Grady and Simonds experience the splendors of the Mojave Desert, the Grand Canyon, the Mississippi River, and the bayou’s of Louisiana and the Outer Banks and contemplate the impact of geography on culture and of culture on landscape. They observe America from the outside, yet feel strangely at home.
Part travelogue, part exploration, part mid-winter love story told with wit and acuity by one of Canada’s most engaging literary couples, Breakfast at the Exit Cafe is a journey into the reality behind the cultural myth that is America.
PUBLISHERS WEEKLY
Two Canadian writers set out on a near-two-month-long, haphazard car trek through America intending to dispel unlovely myths about the U.S., and return unmoved, as they recount in their meandering, occasionally sanctimonious account. Grady, a science writer, and Simonds, a novelist, are married, live in Ontario, and have grown children.

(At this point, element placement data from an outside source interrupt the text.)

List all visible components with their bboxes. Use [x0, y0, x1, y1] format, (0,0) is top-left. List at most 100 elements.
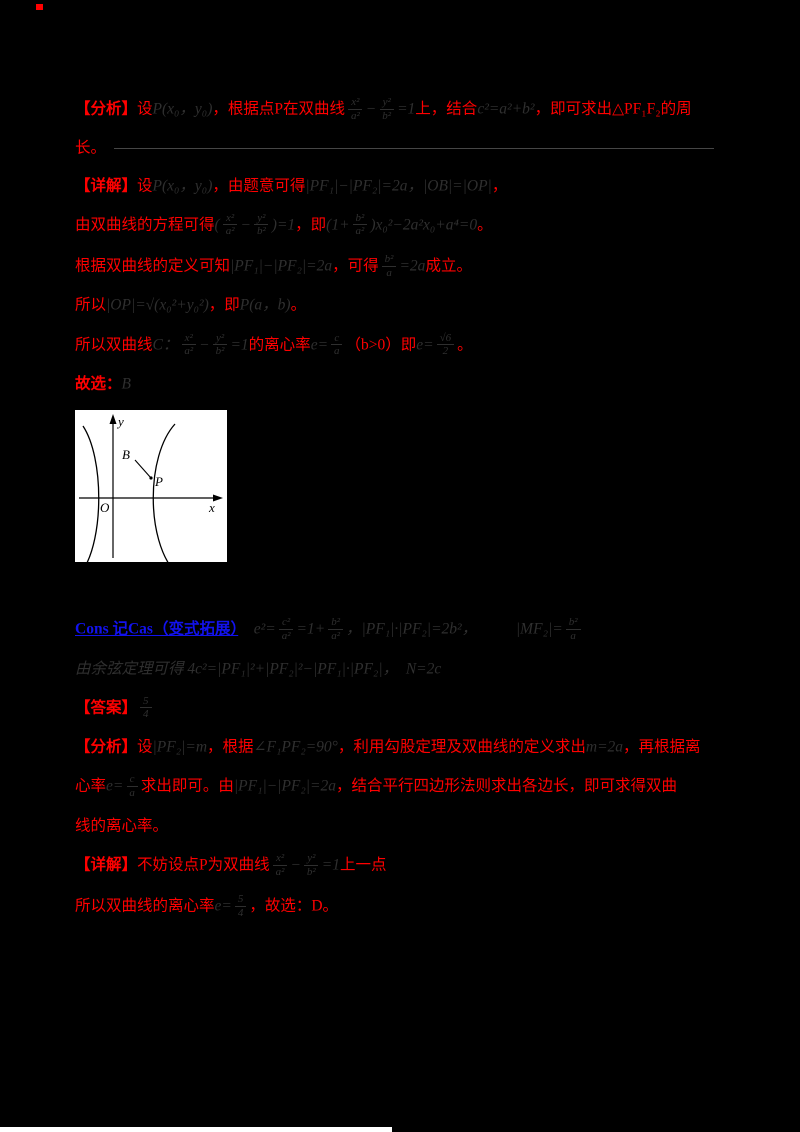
fraction: x² a²: [348, 96, 363, 122]
underline-rule: [114, 148, 715, 150]
solution-text: 求出即可。由: [140, 777, 234, 795]
fraction: b² a: [381, 253, 397, 279]
hyperbola-figure: y x O B P: [75, 410, 227, 563]
fraction: y² b²: [212, 332, 228, 358]
solution-text: ，结合平行四边形法则求出各边长，即可求得双曲: [336, 777, 678, 795]
math-text: |PF₂|=m: [152, 738, 208, 756]
solution-text: 【答案】: [75, 699, 138, 717]
frac-numerator: 5: [140, 695, 152, 709]
fraction: √6 2: [436, 332, 455, 358]
frac-numerator: c: [126, 773, 138, 788]
segment-BP: [134, 459, 152, 479]
math-text: =1: [397, 100, 416, 118]
figure-label-O: O: [100, 500, 110, 515]
math-text: =1+: [296, 620, 326, 638]
solution-line-3: 根据双曲线的定义可知|PF₁|−|PF₂|=2a，可得 b² a =2a成立。: [75, 253, 740, 279]
solution-text: ，利用勾股定理及双曲线的定义求出: [337, 738, 586, 756]
solution-line-2: 由双曲线的方程可得(x² a² − y² b²)=1，即(1+ b² a²)x₀²−2a²x…: [75, 212, 740, 238]
frac-denominator: b²: [256, 225, 266, 238]
frac-numerator: b²: [328, 616, 343, 630]
frac-denominator: a²: [275, 865, 285, 878]
answer-line: 【答案】 5 4: [75, 695, 740, 721]
math-text: |PF₁|−|PF₂|=2a: [233, 777, 336, 795]
fraction: x² a²: [181, 332, 196, 358]
solution-text: 。: [477, 216, 493, 234]
hyperbola-right-branch: [152, 423, 176, 563]
fraction: y² b²: [254, 212, 269, 238]
frac-denominator: 4: [237, 906, 244, 919]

On a lark, just before Christmas 2006, they take off, driving in their Toyota Echo "into the heart of the neighbor we thought we knew," from Washington State through the Grand Canyon, Arizona, embracing a Southern route through Texas, Alabama, and Georgia, then the Outer Banks, North Carolina, and finally passing through Princeton, New Jersey. They avoid cities, preferring the charming vista, the picturesque town, the mom-and-pop motel or restaurant, independent bookstore, and offbeat road; armed against America's all-pervasive influence in Canada, its aggressive culture and lack of interest in things Canadian, the couple, recording their thoughts in alternating POVs, are mostly confirmed in their views of America's "fakery," though they are pleasantly surprised from time to time by the kindness of the native folks, a well-stocked bookstore, small-town monuments, the truly monumental natural splendors of the Southwest, and the charms of Jefferson, Texas, which redeems the couple's unfavorable view of the state because of then-President George Bush. The authors have done their historical homework about the U.S., and provide an interesting guide for the ambivalent first-time traveler.